The ancient Maya built stone temples and palaces in the rainforest of Central America, along with dynastic records of royal leaders carved in stone, but they lacked a basic commodity essential to daily life: salt. The sources of salt are mainly along the coast, including salt flats on the Yucatan coast and brine-boiling along the coast of Belize, where it rains a lot.
The article, “Briquetage and brine: Living and Working at the Ek Way Nal Salt Works, Belize,” was published in the journal Ancient Mesoamerica.
Sills worked with Louisiana State University (LSU) archaeologist Heather McKillop, whose team excavated salt kitchens where brine was boiled in clay pots over fires in pole and thatch buildings were preserved in oxygen-free sediment below the sea floor in Belize. Where these salt workers lived has been elusive, leaving possible interpretations of daily or seasonal workers from the coast or even inland. This gap left nagging questions about the organization of production and distribution according to McKillop.

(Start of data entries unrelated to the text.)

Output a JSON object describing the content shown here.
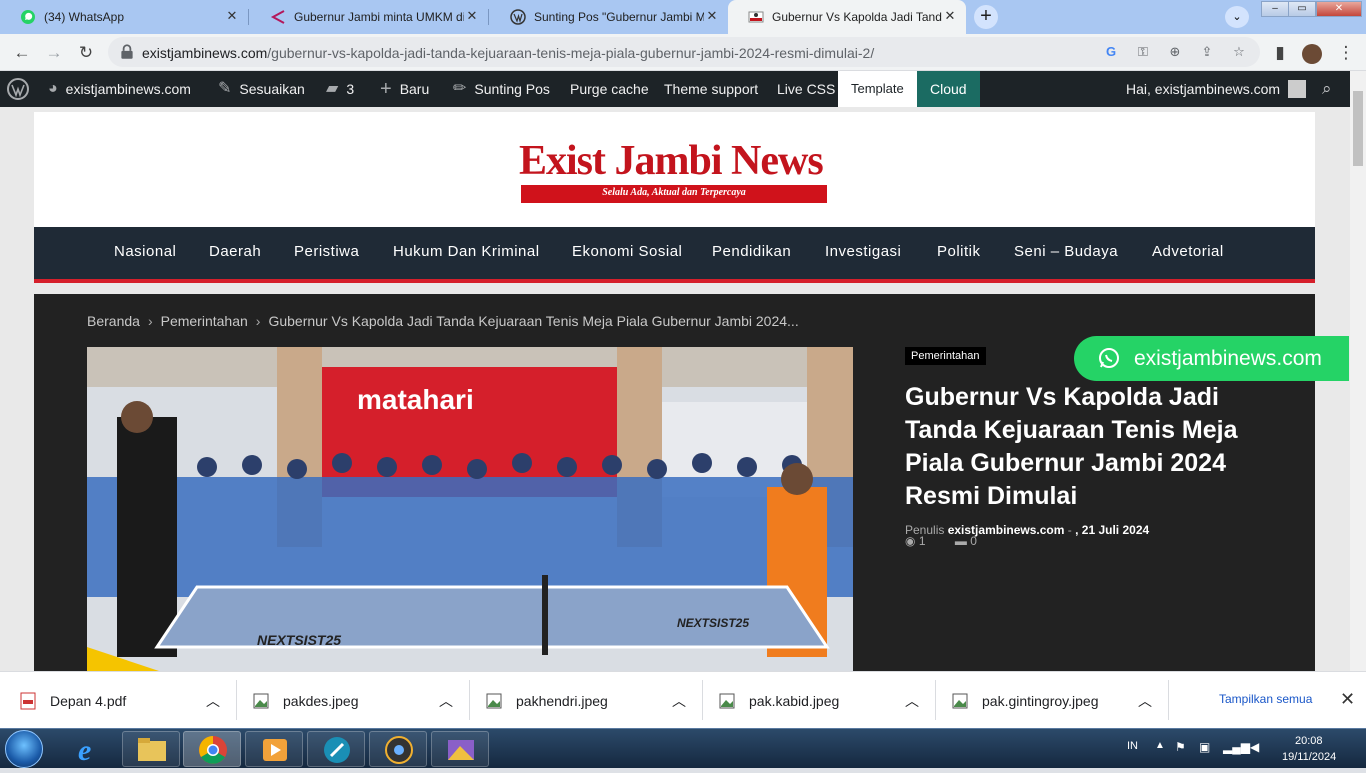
{
  "browser": {
    "tabs": [
      {
        "title": "(34) WhatsApp",
        "icon": "whatsapp-icon",
        "active": false
      },
      {
        "title": "Gubernur Jambi minta UMKM di",
        "icon": "site-favicon",
        "active": false
      },
      {
        "title": "Sunting Pos \"Gubernur Jambi Mi",
        "icon": "wordpress-icon",
        "active": false
      },
      {
        "title": "Gubernur Vs Kapolda Jadi Tanda",
        "icon": "site-favicon",
        "active": true
      }
    ],
    "url_host": "existjambinews.com",
    "url_path": "/gubernur-vs-kapolda-jadi-tanda-kejuaraan-tenis-meja-piala-gubernur-jambi-2024-resmi-dimulai-2/"
  },
  "adminbar": {
    "site": "existjambinews.com",
    "customize": "Sesuaikan",
    "comments": "3",
    "new": "Baru",
    "edit": "Sunting Pos",
    "purge": "Purge cache",
    "theme_support": "Theme support",
    "live_css": "Live CSS",
    "template": "Template",
    "cloud": "Cloud",
    "greeting": "Hai, existjambinews.com"
  },
  "logo": {
    "text": "Exist Jambi News",
    "tagline": "Selalu Ada, Aktual dan Terpercaya"
  },
  "nav": [
    "Nasional",
    "Daerah",
    "Peristiwa",
    "Hukum Dan Kriminal",
    "Ekonomi Sosial",
    "Pendidikan",
    "Investigasi",
    "Politik",
    "Seni – Budaya",
    "Advetorial"
  ],
  "breadcrumb": {
    "home": "Beranda",
    "category": "Pemerintahan",
    "current": "Gubernur Vs Kapolda Jadi Tanda Kejuaraan Tenis Meja Piala Gubernur Jambi 2024..."
  },
  "post": {
    "category": "Pemerintahan",
    "title": "Gubernur Vs Kapolda Jadi Tanda Kejuaraan Tenis Meja Piala Gubernur Jambi 2024 Resmi Dimulai",
    "author_label": "Penulis",
    "author": "existjambinews.com",
    "date_sep": "-",
    "date": ", 21 Juli 2024",
    "views": "1",
    "comments": "0",
    "photo_sign": "matahari",
    "table_brand": "NEXTSIST25"
  },
  "whatsapp_button": "existjambinews.com",
  "downloads": {
    "items": [
      {
        "name": "Depan 4.pdf",
        "type": "pdf"
      },
      {
        "name": "pakdes.jpeg",
        "type": "image"
      },
      {
        "name": "pakhendri.jpeg",
        "type": "image"
      },
      {
        "name": "pak.kabid.jpeg",
        "type": "image"
      },
      {
        "name": "pak.gintingroy.jpeg",
        "type": "image"
      }
    ],
    "show_all": "Tampilkan semua"
  },
  "taskbar": {
    "lang": "IN",
    "time": "20:08",
    "date": "19/11/2024"
  },
  "colors": {
    "accent_red": "#d51f2b",
    "nav_bg": "#1f2a36",
    "whatsapp_green": "#25d366",
    "adminbar_bg": "#1d2327",
    "cloud_bg": "#1b6b62"
  }
}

McKillop and Sills began this new project in search of residences where the salt workers lived and to understand the energetics of production of salt with funding from the National Science Foundation. Although field work at Ek Way Nal, where the Paynes Creek Saltworks is located, has been postponed since March 2020 due to the pandemic, the researchers turned to material previously exported for study in the LSU Archaeology lab, including hundreds of wood samples from pole and thatch buildings, as well as pottery sherds.
In the Ancient Mesoamerica article, they report a three-part building construction sequence with salt kitchens, at least one residence and an outdoor area where fish were salted and dried. The archaeologists’ strategy of radiocarbon dating each building produced a finer grain chronology for Ek Way Nal that they are using for more sites.